Herb Boyd’s Harlem History class, City College, at Jumel Terrace Books

The first young man to arrive at the shop for my annual guest speaker turn for Herb’s Harlem History class lives in the Lionel Hampton Houses here on St. Nicholas Avenue but had never seen a picture of or heard Lionel Hampton.  He left here Flying Home.  Despite their nearly all being New York City kids, I don’t know that any of the thirty-five students here today for school had a clue of the neighborhood’s importance in Revolutionary America’s history. In 2014 you can grow up in the neighborhood, go to local schools, attend the local libraries, and have no no more an idea of Harlem’s place in American history than most American’s have of Harlem’s place in their history.

Their teacher, Herb, may be from Detroit but he is of Harlem and, to my mind, its best spoken historian.  I’ve been reading him in the Amsterdam News, since long before I had any business here.  Since opening my business here, Herb’s one of the very few people to come around the shop to talk about Harlem History for fun.  He may not look it so much in this picture but Herb is not only one of the our greatest authorities but fun.  We went from a fly-speckled copy of Melvin Van Peebles’s Don’t Play Us Cheap: A Harlem Party to his gifting me a copy of his most recent publication from Haik R. Madhubuti’s Third World Press, The Diary of Malcolm X, El-Hajj Malik El-Shabazz, 1964.  Malcolm’s travel journal to Mecca might have been subtitled ‘Malcolm Gets Hip and Murdered’.  The Harlem Renaissance, followed by a Reformation of sorts, was on the brink.  Malcolm’s Enlightenment, chronicled herein, was more than the time could stand.

With Ben Webster’s Soulville playing on the Marantz, we took off from there on a point by point examination of a flea market find of a Harlem nightclub girl’s scrapbook circa 1940/41.  A girl from his block who’d garnered the autographs of Ella Fitzgerald, Coleman Hawkins, Horace Henderson, Step’in Fetchit, Roy Eldridge and etc & etc with the cool signatures, mixed with party invites, one to a Harlem fashion show in honor of and hosting Haile Selassie, an invite to the Savoy, a party hat from a Lindy dance, a dried flower in a glasine envelope from a lover boy, a headline clipped on the Japanese bombing Hawaii, the telegram informing her of her soldier boy brother’s death on the battlefield.
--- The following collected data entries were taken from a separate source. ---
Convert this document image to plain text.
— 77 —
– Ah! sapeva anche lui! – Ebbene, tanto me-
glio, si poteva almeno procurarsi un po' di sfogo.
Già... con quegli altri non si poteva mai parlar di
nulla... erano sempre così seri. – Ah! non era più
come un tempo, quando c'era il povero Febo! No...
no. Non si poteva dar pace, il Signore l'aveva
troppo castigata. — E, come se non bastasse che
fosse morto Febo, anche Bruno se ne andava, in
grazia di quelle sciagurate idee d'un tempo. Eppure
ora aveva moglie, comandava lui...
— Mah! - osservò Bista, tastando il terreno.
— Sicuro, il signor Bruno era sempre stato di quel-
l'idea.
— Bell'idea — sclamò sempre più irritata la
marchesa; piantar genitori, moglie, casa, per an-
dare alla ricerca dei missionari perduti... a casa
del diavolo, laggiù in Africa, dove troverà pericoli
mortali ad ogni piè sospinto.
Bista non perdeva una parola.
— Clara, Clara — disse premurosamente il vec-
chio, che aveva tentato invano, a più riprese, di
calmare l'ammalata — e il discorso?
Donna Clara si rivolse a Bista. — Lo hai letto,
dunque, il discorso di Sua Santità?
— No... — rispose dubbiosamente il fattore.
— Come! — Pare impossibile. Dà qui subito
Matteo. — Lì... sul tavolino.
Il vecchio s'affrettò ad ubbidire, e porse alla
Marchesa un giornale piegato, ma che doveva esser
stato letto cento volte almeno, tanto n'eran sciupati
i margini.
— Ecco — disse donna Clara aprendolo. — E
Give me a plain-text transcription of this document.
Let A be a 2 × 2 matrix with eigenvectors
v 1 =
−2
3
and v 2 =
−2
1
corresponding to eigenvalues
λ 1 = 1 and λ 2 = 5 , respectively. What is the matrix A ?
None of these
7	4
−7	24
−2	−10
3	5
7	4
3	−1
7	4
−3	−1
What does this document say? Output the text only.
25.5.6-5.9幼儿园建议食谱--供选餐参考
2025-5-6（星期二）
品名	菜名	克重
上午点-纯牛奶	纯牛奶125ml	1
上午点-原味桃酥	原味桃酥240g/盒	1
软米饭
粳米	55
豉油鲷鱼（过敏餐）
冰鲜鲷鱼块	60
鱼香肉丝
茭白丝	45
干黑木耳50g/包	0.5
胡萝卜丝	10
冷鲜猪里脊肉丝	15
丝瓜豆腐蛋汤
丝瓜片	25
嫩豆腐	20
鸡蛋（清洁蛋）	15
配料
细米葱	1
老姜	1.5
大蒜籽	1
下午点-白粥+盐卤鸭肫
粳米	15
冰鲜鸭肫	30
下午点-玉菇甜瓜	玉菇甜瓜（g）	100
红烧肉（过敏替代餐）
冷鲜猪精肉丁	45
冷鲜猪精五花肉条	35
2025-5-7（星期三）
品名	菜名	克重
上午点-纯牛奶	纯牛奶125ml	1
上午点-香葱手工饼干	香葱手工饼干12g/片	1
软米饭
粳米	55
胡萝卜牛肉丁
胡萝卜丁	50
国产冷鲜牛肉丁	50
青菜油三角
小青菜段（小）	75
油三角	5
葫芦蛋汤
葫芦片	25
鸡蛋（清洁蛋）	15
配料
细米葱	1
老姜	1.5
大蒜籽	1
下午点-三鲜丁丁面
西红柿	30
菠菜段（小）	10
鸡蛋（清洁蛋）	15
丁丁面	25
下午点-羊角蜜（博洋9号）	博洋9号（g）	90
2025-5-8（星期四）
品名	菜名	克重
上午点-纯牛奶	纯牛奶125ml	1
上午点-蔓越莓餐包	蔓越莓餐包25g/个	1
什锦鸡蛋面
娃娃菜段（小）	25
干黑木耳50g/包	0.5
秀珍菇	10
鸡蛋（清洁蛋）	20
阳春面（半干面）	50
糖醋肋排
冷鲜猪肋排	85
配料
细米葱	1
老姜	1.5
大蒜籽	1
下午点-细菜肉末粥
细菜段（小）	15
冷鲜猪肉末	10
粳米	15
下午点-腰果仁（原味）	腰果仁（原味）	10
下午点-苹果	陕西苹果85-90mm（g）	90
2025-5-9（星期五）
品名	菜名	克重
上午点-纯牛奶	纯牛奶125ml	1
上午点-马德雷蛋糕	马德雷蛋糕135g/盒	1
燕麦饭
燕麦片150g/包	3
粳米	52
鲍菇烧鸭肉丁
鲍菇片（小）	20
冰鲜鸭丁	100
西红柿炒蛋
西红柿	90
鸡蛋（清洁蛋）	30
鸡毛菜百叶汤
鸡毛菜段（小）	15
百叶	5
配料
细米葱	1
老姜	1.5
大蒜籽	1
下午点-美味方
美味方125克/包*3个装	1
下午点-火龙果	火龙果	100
Herb’s taken a stand with Malcolm, with Jimmy Baldwin (read his Baldwin’s Harlem if you don’t believe me), with Dr. King, with Sugar Ray Robinson, with all that’s tall in the neighborhood’s tale.  We should all be so cool.  He always buys a book when he’s here.  Today it was Ishmael Reed & Al Young’s editing an anthology from the rad’ lit mag Yardbird Lives!  You could be so cool.

Buy a book.  I got one for you.

 

Comments
One Response to “Herb Boyd’s Harlem History class, City College, at Jumel Terrace Books”
  1. Troy Johnson says:

    Very Nice I wish I heard the presentation!